Key Chemistry Terms and definitions covered in this textbook
  • base peak

    In mass spectrometry, the tallest peak in the spectrum, which is assigned a relative value of 100%.

  • beta sheet

    A structural form of protein in which two strands of amino acids are hydrogen-bonded together in a zipperlike configuration. (Section 24.7)

  • calorimetry.

    The measurement of heat changes. (6.5)

  • carbohydrates

    Polyhydroxy aldehydes or ketones with molecular formula CxH2xOx.

  • Chain initiation

    A step in a chain reaction characterized by the formation of reactive intermediates (radicals, anions, or cations) from nonradical or noncharged molecules

  • chain-growth polymer

    A polymer that is formed under conditions in which the monomers do not react directly with each other, but rather, each monomer is added to the growing chain, one at a time.

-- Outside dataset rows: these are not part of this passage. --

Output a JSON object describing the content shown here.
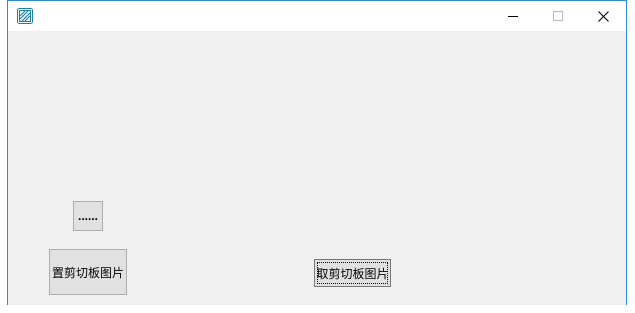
{
  "window": {
    "icon": "app-icon",
    "controls": {
      "minimize_icon": "minimize-icon",
      "maximize_icon": "maximize-icon",
      "close_icon": "close-icon"
    }
  },
  "buttons": {
    "dots_label": "......",
    "set_clipboard_label": "置剪切板图片",
    "get_clipboard_label": "取剪切板图片"
  },
  "colors": {
    "window_border": "#2b8fc9",
    "client_background": "#f0f0f0",
    "button_face": "#e1e1e1"
  }
}
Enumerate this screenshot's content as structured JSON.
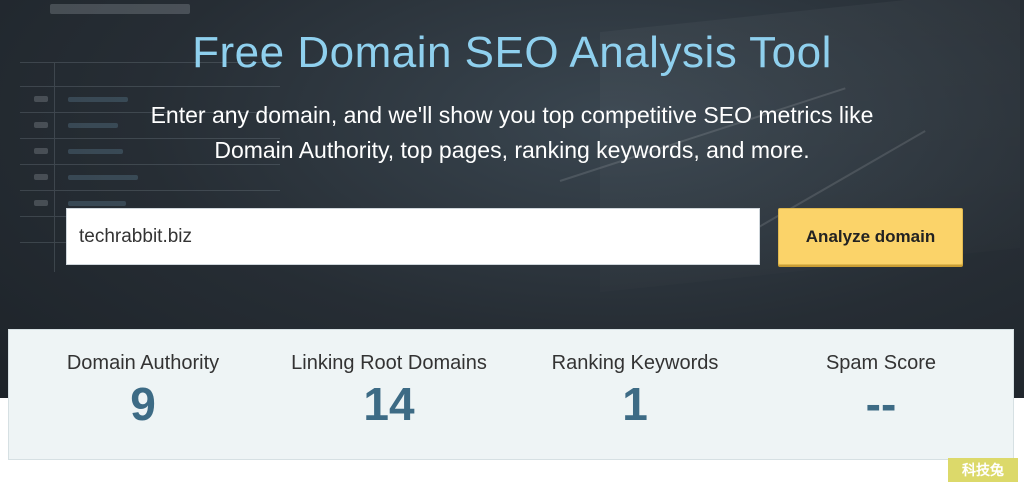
{
  "hero": {
    "title": "Free Domain SEO Analysis Tool",
    "subtitle_line1": "Enter any domain, and we'll show you top competitive SEO metrics like",
    "subtitle_line2": "Domain Authority, top pages, ranking keywords, and more."
  },
  "search": {
    "value": "techrabbit.biz",
    "button_label": "Analyze domain"
  },
  "metrics": [
    {
      "label": "Domain Authority",
      "value": "9"
    },
    {
      "label": "Linking Root Domains",
      "value": "14"
    },
    {
      "label": "Ranking Keywords",
      "value": "1"
    },
    {
      "label": "Spam Score",
      "value": "--"
    }
  ],
  "watermark": "科技兔",
  "colors": {
    "title": "#8fd0ee",
    "button": "#fbd369",
    "metric_value": "#3d6b85",
    "metrics_bg": "#eef4f5"
  }
}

  • colloids (colloidal dispersions)

    Mixtures containing particles larger than normal solutes but small enough to remain suspended in the dispersing medium. (Section 13.6)

  • coplanar

    Atoms that lie in the same plane.

  • elastomer

    A material that can undergo a substantial change in shape via stretching, bending, or compression and return to its original shape upon release of the distorting force. (Section 12.6)

  • Ether

    A compound containing an oxygen atom bonded to two carbon atoms.

  • flagpole interactions

    For cyclohexane, the steric interactions that occur between the flagpole hydrogen atoms in a boat conformation.

  • frontier orbitals

    The highest occupied molecular orbital (HOMO) and lowest unoccupied molecular orbital (LUMO) that participate in a reaction.

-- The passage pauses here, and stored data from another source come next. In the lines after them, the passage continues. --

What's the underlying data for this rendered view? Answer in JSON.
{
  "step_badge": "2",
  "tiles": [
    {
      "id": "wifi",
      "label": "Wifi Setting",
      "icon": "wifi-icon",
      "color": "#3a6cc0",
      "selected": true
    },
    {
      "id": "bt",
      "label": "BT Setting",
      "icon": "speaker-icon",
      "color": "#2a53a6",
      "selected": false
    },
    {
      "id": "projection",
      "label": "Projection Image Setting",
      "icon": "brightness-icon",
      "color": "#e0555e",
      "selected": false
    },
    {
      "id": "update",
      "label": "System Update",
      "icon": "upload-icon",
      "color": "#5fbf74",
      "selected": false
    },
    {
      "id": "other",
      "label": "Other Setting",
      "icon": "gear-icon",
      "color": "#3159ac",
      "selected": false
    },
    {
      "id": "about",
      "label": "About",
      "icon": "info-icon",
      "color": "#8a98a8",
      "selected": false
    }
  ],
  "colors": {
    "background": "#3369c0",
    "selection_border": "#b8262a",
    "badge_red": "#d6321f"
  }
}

  • Gibbs free energy change (DG°)

    The energy that dictates the position of chemical equilibria and rates of chemical reactions. A thermodynamic function of enthalpy, entropy, and temperature, given by the equation DG° 5 DH° 2 TDS°. If DG° , 0, the position of equilibria for the reaction favors products. If DG° . 0, the position of equilibria favors reactants.

  • heat capacity

    The quantity of heat required to raise the temperature of a sample of matter by 1 °C (or 1 K). (Section 5.5)

  • Ketose

    A monosaccharide containing a ketone group.

  • metallic solids

    Solids that are composed of metal atoms. (Section 12.1)

  • Michael donor

    The nucleophile in a Michael reaction.

  • reducing agent

    A compound that reduces another compound and in the process is itself oxidized. Sodium borohydride and lithium aluminum hydride are reducing agents.

  • solution

    A mixture of substances that has a uniform composition; a homogeneous mixture. (Section 1.2)

  • steroids

    Lipids that are based on a tetracyclic ring system involving three six-membered rings and one five-membered ring. Cholesterol is an example.